Roma, migranti a Tiburtina. Al pd Chaouki non va bene lo sgombero

Diciotto eritrei fermati e portati all’ufficio immigrazione per essere identificati dopoche la polizia è intervenuta per sgomberare il piazzale della stazione Tiburtina di Roma. Da circa quattro giorni i migranti, soprattutto eritrei, in transito verso il Nordeuropa erano accampati alla stazione Tiburtina in attesa di partire. È il risultato della sospensione del patto di Schengen in vigore fino al 15 giugno in vista del G7 che si terrà a giugno in Baviera.

Il pd Chaouki: non delegare la gestione dei migranti alla polizia

Lo sgombero dei migranti accampati non è piaciuto però a Khalid Chaouki, deputato Pd e coordinatore dell’intergruppo immigrazione: “È inaccettabile – ha detto – delegare alla polizia la gestione dell’emergenza profughi in corso a Roma nei pressi della stazione Tiburtina.

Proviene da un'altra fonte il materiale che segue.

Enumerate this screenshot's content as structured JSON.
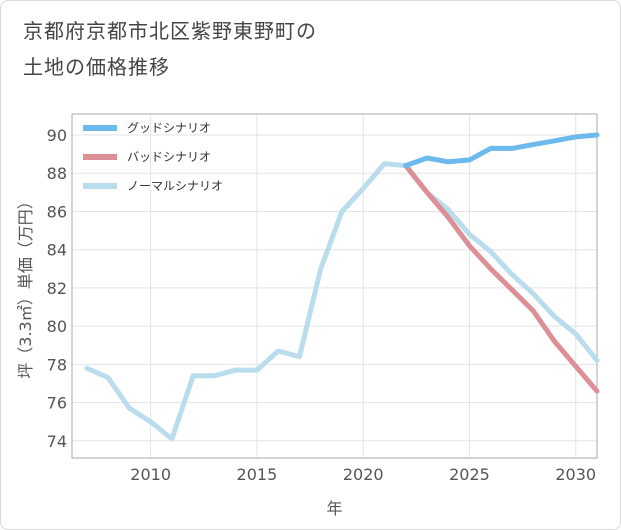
{
  "title_lines": [
    "京都府京都市北区紫野東野町の",
    "土地の価格推移"
  ],
  "chart_data": {
    "type": "line",
    "title": "京都府京都市北区紫野東野町の土地の価格推移",
    "xlabel": "年",
    "ylabel": "坪（3.3㎡）単価（万円）",
    "xlim": [
      2006.3,
      2031
    ],
    "ylim": [
      73.1,
      91.1
    ],
    "xticks": [
      2010,
      2015,
      2020,
      2025,
      2030
    ],
    "yticks": [
      74,
      76,
      78,
      80,
      82,
      84,
      86,
      88,
      90
    ],
    "grid": true,
    "legend_position": "top-left",
    "series": [
      {
        "name": "グッドシナリオ",
        "color": "#6cb9ee",
        "x": [
          2022,
          2023,
          2024,
          2025,
          2026,
          2027,
          2028,
          2029,
          2030,
          2031
        ],
        "values": [
          88.4,
          88.8,
          88.6,
          88.7,
          89.3,
          89.3,
          89.5,
          89.7,
          89.9,
          90.0
        ]
      },
      {
        "name": "バッドシナリオ",
        "color": "#dc8f95",
        "x": [
          2022,
          2023,
          2024,
          2025,
          2026,
          2027,
          2028,
          2029,
          2030,
          2031
        ],
        "values": [
          88.4,
          87.0,
          85.7,
          84.2,
          83.0,
          81.9,
          80.8,
          79.2,
          77.9,
          76.6
        ]
      },
      {
        "name": "ノーマルシナリオ",
        "color": "#b9dded",
        "x": [
          2007,
          2008,
          2009,
          2010,
          2011,
          2012,
          2013,
          2014,
          2015,
          2016,
          2017,
          2018,
          2019,
          2020,
          2021,
          2022,
          2023,
          2024,
          2025,
          2026,
          2027,
          2028,
          2029,
          2030,
          2031
        ],
        "values": [
          77.8,
          77.3,
          75.7,
          75.0,
          74.1,
          77.4,
          77.4,
          77.7,
          77.7,
          78.7,
          78.4,
          83.0,
          86.0,
          87.2,
          88.5,
          88.4,
          87.0,
          86.1,
          84.8,
          83.9,
          82.7,
          81.7,
          80.5,
          79.6,
          78.2
        ]
      }
    ]
  }
}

A tale proposito, in risposta alle richieste di aiuto di numerosi cittadini, mi sto recando sul posto con l’obiettivo di verificare di persona la situazione di totale confusione e abbandono in cui versa tutta l’area. È urgente perciò strutturare un piano di accoglienza straordinario per i profughi in transito verso altri Paesi europei, che veda una collaborazione, sinora purtroppo carente, tra il Comune di Roma e il Viminale”.